「おおばあちゃん」に温かいマントを作ってもらった、きつねの「きっこ」といたちの「ちい」と「にい」。寒い雪の日に遊びに出かけると、小さなゆきだるまが現れて一緒に遊びますが……。
こいでさんのお話にはいろいろな仕掛けがあり、いつもドキドキさせられます。今回は、おおばあちゃんの「ゆきぼうず」という言葉と、持たせてくれたお茶の入った「まほうびん」。
ゆきだるま君二人はかわいらしい。でも、そり遊びでとても暑くなったとしても、きっこたちに「よういして」ある「かきごおり」をごちそうしてくれるなんて、なんか怪しいぞ……。
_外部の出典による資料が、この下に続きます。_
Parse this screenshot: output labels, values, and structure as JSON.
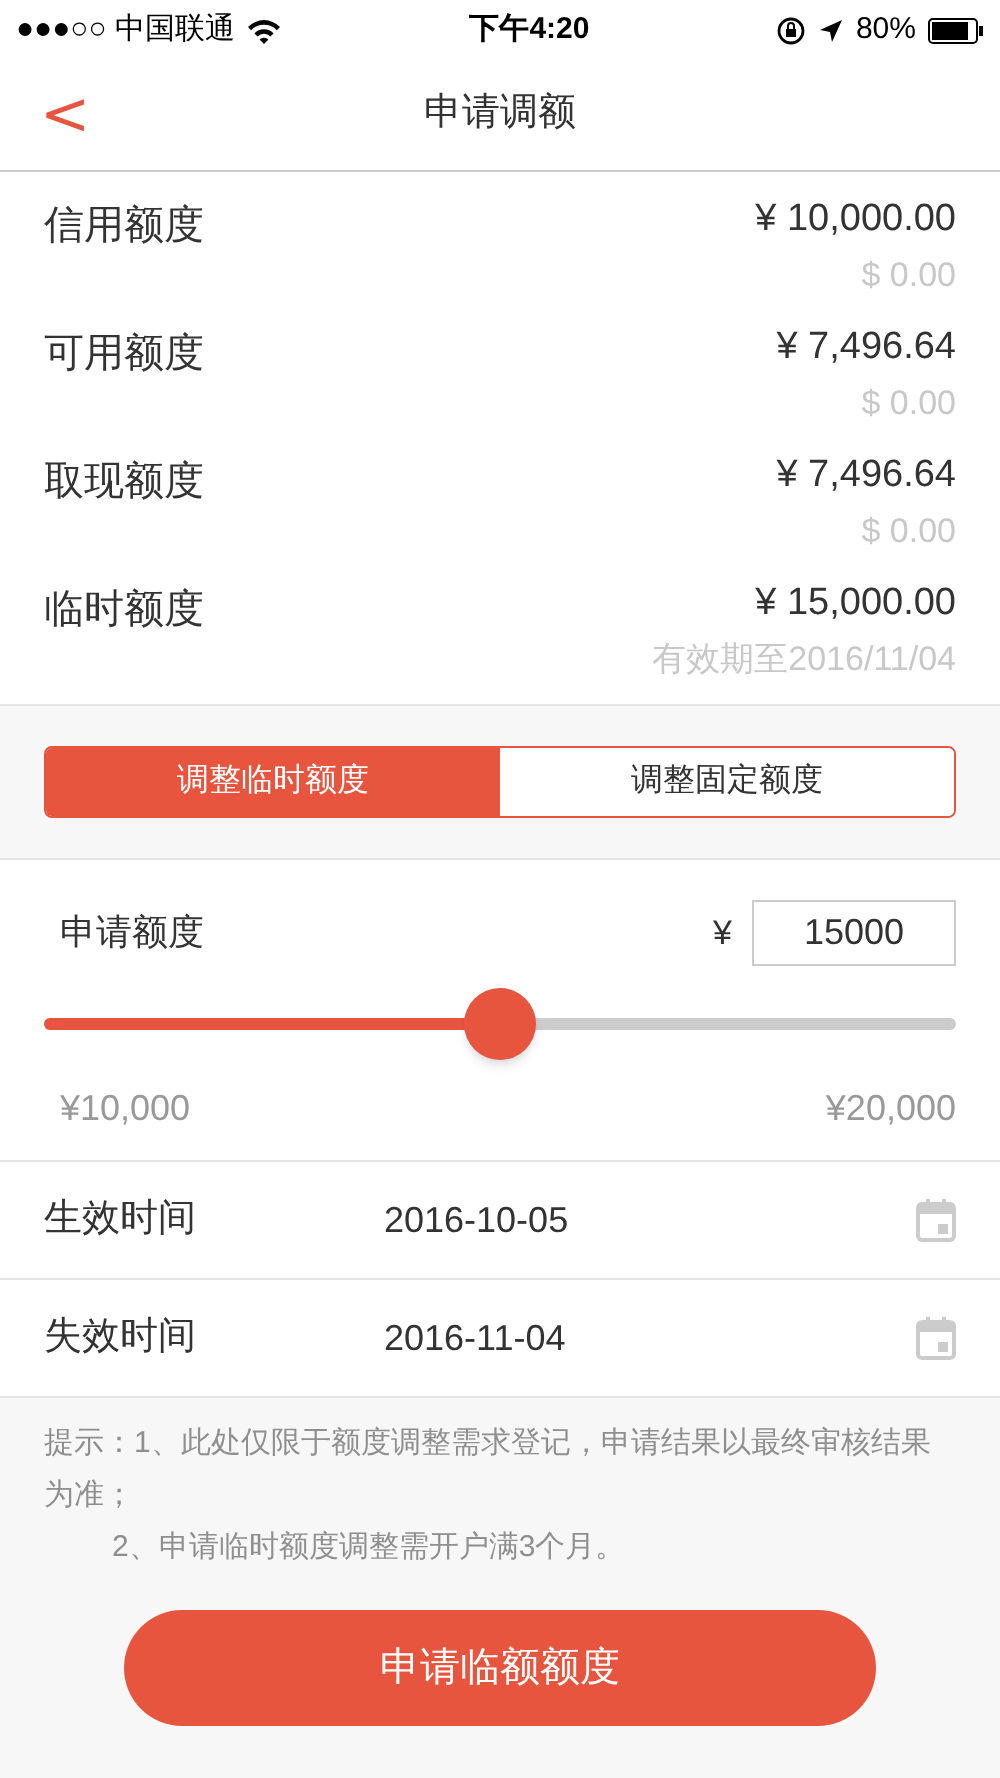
{
  "status_bar": {
    "carrier": "●●●○○ 中国联通",
    "time": "下午4:20",
    "battery": "80%"
  },
  "nav": {
    "back": "<",
    "title": "申请调额"
  },
  "limits": [
    {
      "label": "信用额度",
      "amount": "¥ 10,000.00",
      "sub": "$ 0.00"
    },
    {
      "label": "可用额度",
      "amount": "¥ 7,496.64",
      "sub": "$ 0.00"
    },
    {
      "label": "取现额度",
      "amount": "¥ 7,496.64",
      "sub": "$ 0.00"
    },
    {
      "label": "临时额度",
      "amount": "¥ 15,000.00",
      "sub": "有效期至2016/11/04"
    }
  ],
  "tabs": [
    {
      "label": "调整临时额度",
      "selected": true
    },
    {
      "label": "调整固定额度",
      "selected": false
    }
  ],
  "request": {
    "label": "申请额度",
    "currency": "¥",
    "value": "15000",
    "level": 0.5,
    "min": "¥10,000",
    "max": "¥20,000"
  },
  "dates": [
    {
      "label": "生效时间",
      "value": "2016-10-05"
    },
    {
      "label": "失效时间",
      "value": "2016-11-04"
    }
  ],
  "tips": [
    "提示：1、此处仅限于额度调整需求登记，申请结果以最终审核结果为准；",
    "2、申请临时额度调整需开户满3个月。"
  ],
  "submit": "申请临额额度"
}
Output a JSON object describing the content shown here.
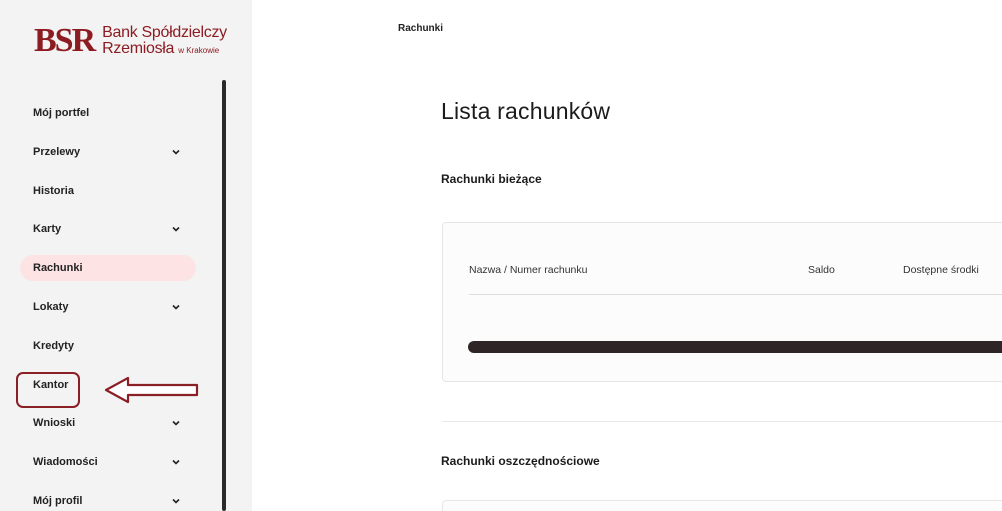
{
  "logo": {
    "mark": "BSR",
    "line1": "Bank Spółdzielczy",
    "line2": "Rzemiosła",
    "line2_small": "w Krakowie"
  },
  "sidebar": {
    "items": [
      {
        "label": "Mój portfel",
        "has_chevron": false
      },
      {
        "label": "Przelewy",
        "has_chevron": true
      },
      {
        "label": "Historia",
        "has_chevron": false
      },
      {
        "label": "Karty",
        "has_chevron": true
      },
      {
        "label": "Rachunki",
        "has_chevron": false,
        "active": true
      },
      {
        "label": "Lokaty",
        "has_chevron": true
      },
      {
        "label": "Kredyty",
        "has_chevron": false
      },
      {
        "label": "Kantor",
        "has_chevron": false,
        "highlighted": true
      },
      {
        "label": "Wnioski",
        "has_chevron": true
      },
      {
        "label": "Wiadomości",
        "has_chevron": true
      },
      {
        "label": "Mój profil",
        "has_chevron": true
      }
    ]
  },
  "breadcrumb": "Rachunki",
  "main": {
    "title": "Lista rachunków",
    "current_section": "Rachunki bieżące",
    "savings_section": "Rachunki oszczędnościowe",
    "columns": {
      "name": "Nazwa / Numer rachunku",
      "saldo": "Saldo",
      "available": "Dostępne środki"
    }
  },
  "colors": {
    "brand": "#8c1c22",
    "active_bg": "#fde3e3",
    "annotation": "#8a1f25",
    "loader": "#2e2626"
  }
}
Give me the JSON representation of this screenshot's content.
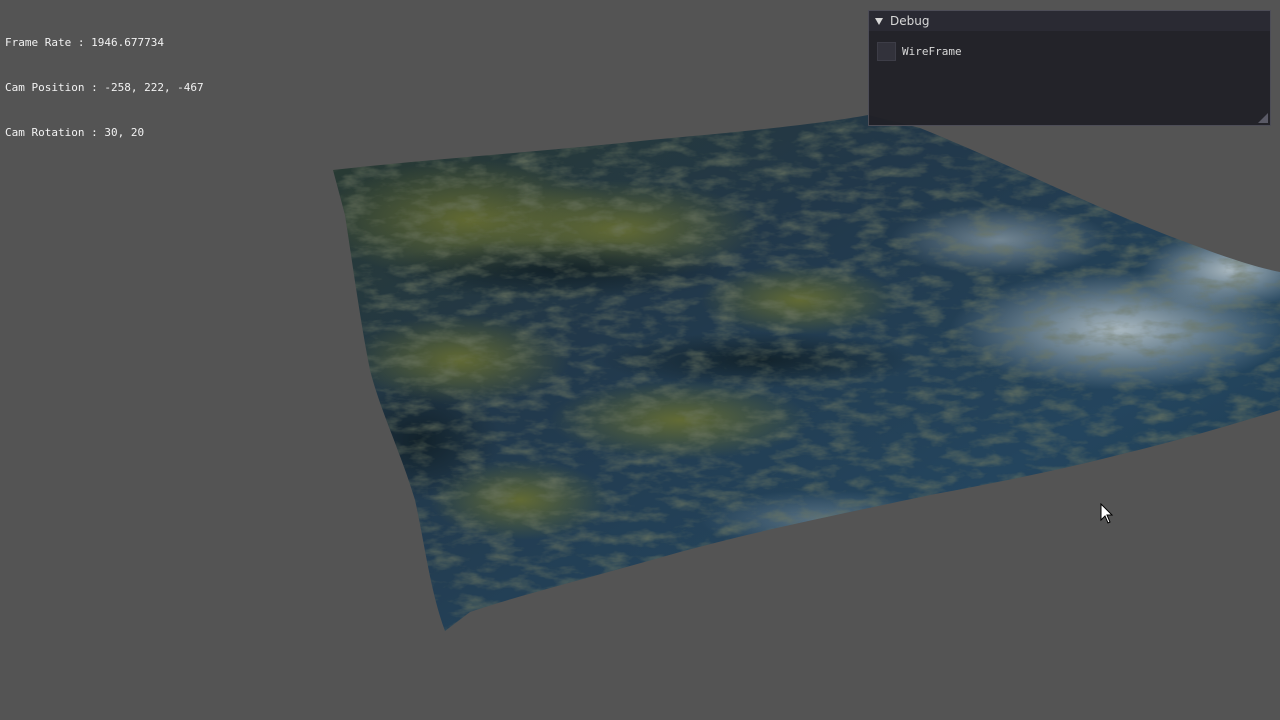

正体を現したゆきぼうずの迫力もなかなか。
ところで、このおおばあちゃんは、ご主人のこいでたんさんとの本『ゆきのひのゆうびんやさん』に出てくる「きつねのおばあさん」ですよね。後ろのページにも、『おなべおなべにえたかな』の「おなべ」もちゃんと描かれています。こいでやすこさんは2010年2月に亡くなられましたが、こんな細かいつながりをじっくり楽しめるのも、きちんとした絵本のすばらしさだと感じました。